神殿周辺からは、多数の遺物が発見されており、その中には陶器、貨幣、オストラコン(陶片に書かれた文字資料)などが含まれています。これらの出土品には、エジプト語、ギリシャ語、ラテン語、さらには聖書ヘブライ語の名前が記されており、ドゥシュではキリスト教が信仰されていたことを示唆しています。また、オストラコンに残された私信の数々は、このローマの前哨地で暮らしていた人々の日常生活について貴重な情報を提供しています。

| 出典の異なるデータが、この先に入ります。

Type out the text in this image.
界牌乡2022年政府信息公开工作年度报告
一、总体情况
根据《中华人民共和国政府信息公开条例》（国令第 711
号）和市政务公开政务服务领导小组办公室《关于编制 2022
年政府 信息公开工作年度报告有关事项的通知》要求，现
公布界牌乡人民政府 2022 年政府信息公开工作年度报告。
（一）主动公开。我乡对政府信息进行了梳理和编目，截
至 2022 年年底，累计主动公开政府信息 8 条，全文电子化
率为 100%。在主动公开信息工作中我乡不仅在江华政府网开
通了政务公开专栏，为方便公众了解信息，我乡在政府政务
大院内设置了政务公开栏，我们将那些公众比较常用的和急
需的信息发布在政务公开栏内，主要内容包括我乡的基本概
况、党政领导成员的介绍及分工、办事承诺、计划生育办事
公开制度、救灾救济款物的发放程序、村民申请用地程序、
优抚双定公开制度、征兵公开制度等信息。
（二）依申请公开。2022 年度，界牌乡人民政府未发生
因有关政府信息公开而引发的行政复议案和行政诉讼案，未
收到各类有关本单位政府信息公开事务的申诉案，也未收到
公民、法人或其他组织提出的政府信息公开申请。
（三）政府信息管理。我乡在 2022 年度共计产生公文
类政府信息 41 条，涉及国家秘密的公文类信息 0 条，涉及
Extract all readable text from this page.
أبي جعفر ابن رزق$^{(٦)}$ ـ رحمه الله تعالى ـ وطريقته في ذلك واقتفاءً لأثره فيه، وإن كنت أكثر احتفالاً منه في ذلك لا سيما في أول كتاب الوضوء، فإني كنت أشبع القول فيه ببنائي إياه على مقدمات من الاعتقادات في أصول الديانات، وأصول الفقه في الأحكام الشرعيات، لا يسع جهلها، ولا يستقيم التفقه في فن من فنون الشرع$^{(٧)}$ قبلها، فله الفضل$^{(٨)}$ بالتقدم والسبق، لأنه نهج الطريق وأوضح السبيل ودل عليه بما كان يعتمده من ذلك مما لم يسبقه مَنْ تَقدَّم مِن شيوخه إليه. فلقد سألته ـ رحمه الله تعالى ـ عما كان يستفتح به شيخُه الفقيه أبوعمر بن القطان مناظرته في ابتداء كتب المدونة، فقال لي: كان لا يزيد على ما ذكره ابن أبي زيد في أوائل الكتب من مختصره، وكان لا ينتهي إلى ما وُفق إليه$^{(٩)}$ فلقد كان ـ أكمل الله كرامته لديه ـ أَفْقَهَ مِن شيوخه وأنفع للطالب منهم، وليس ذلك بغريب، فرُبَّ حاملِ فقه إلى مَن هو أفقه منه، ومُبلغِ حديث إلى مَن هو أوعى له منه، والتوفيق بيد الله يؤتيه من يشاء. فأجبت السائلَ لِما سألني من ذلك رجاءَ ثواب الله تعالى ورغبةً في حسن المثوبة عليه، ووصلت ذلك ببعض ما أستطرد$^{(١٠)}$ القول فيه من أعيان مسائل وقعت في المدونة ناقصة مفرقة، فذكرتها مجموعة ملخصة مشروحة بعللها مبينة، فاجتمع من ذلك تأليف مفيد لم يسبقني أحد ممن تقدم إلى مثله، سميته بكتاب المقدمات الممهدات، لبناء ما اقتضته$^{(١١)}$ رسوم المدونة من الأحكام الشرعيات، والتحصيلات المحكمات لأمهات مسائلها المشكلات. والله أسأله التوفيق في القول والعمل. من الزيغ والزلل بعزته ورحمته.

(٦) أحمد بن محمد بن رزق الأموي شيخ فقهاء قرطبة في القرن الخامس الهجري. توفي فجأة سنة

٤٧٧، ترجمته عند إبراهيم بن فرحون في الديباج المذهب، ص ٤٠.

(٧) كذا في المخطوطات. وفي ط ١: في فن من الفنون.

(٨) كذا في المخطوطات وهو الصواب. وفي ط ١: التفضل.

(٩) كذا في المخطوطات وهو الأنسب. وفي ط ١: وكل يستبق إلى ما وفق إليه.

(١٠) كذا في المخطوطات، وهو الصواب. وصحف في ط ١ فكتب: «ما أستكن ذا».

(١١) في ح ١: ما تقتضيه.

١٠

さらに、メインの神殿から西へ約200メートルの場所には、もう一つの小さな泥レンガ造りの神殿が存在します。しかし、その用途や歴史については未だ明らかになっておらず、現在も研究が続けられています。

キシスの衰退

かつて要塞の周囲に栄えていたキシスの町は、現在では遺跡と墓地が点在するのみとなっています。発掘調査により、粘土製の水道管やキリスト教の教会跡が発見されており、町は4世紀以降に井戸が枯渇したことで放棄されたと考えられています。

ドゥシュ遺跡の未来

カスル・ドゥシュの北西約5kmに位置する‘アイン・マナウィル’の最近の発掘調査では、住居や畑、果樹園、そして革新的な灌漑システムを備えた村全体が発見されました。この遺跡は、ペルシャ時代およびローマ時代の集落であり、豊富な考古学的資料や文書が出土したことで、この地域の歴史理解が大きく深まりました。

しかし、砂漠の砂丘の拡大が‘アイン・マナウィル’を飲み込む危機にさらしており、このままでは発掘調査の継続が困難になり、貴重な遺跡が再び砂の下に埋もれてしまう可能性があります。